Bugün halen antisemit bir gazetede “Yahudiler, Ermeniler, Rumlar” diye başlayan ve ötekileştiren bir haber okusam ilk 6-7 Eylül’ü hatırlarım. Ne zaman Beyoğlu’nda ellerinde pankartlarla yürüyen güruhlar görsem 6-7 Eylül’ün nasıl olabildiği gözümde canlanır. Galata’daki evinde eşi ve kızlarının önünde sırf canını korumak, evini talan etmeye gelenlere “Ben onlardan değilim, sünnetliyim” diyebilmek için pantolonunu indirmek zorunda kalan Yahudi babanın dramı içimi cızlatır. Beşiktaş’ın orta yerinde mahallenin en güzel kızının ırzına geçmeye çalışan, mezarlara girip ölülerin kemiklerini çıkaran, işkence yapan, papazları sünnet edip, sakallarını kesen canilerle aynı ülkede yaşamış olduğumu düşünür, insanlığımdan utanırım. Yaşananlardan birkaç gün sonra Patrik zararların telafi ve tamir edileceğini belirtip, cemaate burada kalmalarını rica ederken, kalabalıktan çıkan bir kadının “Patrik cenapları, kızım saldırganlardan biri tarafından tecavüze uğradı. Peki, onu ve onunla aynı kaderi paylaşmış olan kızlarımızı nasıl tamir edeceksiniz?” sorusu halen kulağımda yankılanır.

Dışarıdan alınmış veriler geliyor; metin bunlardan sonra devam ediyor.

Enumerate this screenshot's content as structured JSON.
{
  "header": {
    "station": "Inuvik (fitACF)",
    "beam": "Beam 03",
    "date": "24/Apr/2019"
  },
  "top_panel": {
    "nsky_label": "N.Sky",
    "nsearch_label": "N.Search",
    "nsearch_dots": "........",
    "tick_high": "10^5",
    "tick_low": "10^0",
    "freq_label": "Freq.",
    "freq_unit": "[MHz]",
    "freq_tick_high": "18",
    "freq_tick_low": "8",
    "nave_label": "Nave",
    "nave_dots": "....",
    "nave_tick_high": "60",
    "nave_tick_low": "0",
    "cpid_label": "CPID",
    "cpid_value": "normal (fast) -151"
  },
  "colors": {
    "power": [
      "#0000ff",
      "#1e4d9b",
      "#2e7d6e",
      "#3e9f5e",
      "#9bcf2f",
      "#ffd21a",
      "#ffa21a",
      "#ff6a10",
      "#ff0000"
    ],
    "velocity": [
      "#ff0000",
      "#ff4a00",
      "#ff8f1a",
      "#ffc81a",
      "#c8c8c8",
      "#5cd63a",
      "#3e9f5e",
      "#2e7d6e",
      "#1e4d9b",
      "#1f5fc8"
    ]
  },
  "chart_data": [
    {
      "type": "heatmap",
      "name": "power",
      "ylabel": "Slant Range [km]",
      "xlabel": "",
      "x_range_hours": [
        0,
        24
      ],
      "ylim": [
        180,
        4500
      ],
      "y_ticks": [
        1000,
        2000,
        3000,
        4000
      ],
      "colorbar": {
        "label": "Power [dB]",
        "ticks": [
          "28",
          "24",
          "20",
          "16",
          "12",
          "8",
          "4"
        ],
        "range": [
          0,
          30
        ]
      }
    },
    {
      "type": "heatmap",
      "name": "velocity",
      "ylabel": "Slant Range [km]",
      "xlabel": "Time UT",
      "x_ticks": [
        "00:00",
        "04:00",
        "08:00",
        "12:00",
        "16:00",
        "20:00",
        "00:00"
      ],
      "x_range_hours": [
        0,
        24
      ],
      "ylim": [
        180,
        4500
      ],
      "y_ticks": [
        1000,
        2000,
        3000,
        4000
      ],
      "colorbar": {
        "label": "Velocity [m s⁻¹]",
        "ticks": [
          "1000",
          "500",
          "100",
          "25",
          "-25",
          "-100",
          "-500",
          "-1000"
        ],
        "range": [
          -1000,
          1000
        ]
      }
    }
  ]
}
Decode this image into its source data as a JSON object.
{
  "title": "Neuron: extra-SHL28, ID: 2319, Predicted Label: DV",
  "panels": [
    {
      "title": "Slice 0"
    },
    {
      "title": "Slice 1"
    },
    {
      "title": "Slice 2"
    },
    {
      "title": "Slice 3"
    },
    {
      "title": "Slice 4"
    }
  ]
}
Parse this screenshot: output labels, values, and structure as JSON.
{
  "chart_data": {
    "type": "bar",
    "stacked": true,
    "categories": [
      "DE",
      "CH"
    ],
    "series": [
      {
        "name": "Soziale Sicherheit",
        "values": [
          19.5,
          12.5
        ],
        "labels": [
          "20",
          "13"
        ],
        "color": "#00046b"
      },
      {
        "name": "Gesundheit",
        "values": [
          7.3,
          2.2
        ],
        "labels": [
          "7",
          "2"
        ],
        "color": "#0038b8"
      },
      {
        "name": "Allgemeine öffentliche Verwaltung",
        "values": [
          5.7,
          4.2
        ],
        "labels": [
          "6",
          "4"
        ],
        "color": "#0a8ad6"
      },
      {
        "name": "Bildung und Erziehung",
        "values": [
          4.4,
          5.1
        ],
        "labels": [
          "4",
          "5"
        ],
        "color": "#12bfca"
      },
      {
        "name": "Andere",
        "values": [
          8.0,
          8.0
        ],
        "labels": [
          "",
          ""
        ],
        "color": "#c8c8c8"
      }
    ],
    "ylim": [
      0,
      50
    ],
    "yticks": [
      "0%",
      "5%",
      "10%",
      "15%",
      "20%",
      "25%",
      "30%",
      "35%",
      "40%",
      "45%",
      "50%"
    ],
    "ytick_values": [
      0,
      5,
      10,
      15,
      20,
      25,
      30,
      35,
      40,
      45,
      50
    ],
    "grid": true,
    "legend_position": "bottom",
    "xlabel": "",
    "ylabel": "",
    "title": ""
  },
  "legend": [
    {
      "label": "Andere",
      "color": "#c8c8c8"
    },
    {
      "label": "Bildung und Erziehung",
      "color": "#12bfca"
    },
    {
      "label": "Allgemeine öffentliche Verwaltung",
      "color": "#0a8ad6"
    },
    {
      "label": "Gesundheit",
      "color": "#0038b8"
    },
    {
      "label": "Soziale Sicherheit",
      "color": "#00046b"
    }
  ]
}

Bu topraklarda bir daha 6-7 Eylül yaşanmasın diye sorumluluk duymalı, özür dilemeli ve tüm samimiyetimizle barışı ön planda tutup, Tanrı’dan bizlere bu acıyı bir daha yaşatmamasını dilemeliyiz. Gençlerimize yaşananları anlatmalı, ülkemizde yaşayan ve herhangi bir nedenden dolayı zor durumda olan hangi toplum olursa olsun, çoğulcu yaşamın kurallarından çıkmadan olaylar karşısında sakin, galeyana gelmeden ve düşünerek hareket etmeleri gerektiğini öğretmeliyiz. Geriye dönüşü olmayan ve pişman olacağımız hareketlerden toplumca uzak durmalıyız. Her şeyden evvel ve daha da geç kalmadan yaşadıklarımızla yüzleşmeliyiz. Toplumun bir kesiminin nasıl olur da başka bir kesimini düşman olarak algılayabildiğini, yaşananları öğrenip, anlayabildiğimiz an ilerde yeni 6-7 Eylül’lerin yaşanabilme ihtimalini belki engelleyebiliriz. Bir daha asla yaşanmaması dileğiyle…
1 Bu makalenin yazımında Serdar Korucu’nun hazırladığı ‘Patriklik Fotoğrafçısı Dimitrios Kalumenos’un objektifi’nden 6/7 Eylül 1955’ kitabından ve Rıfat N. Bali’nin 6-7 Eylül 1955 Olayları Tanıklar – Hatıralar kitabından yararlanılmıştır.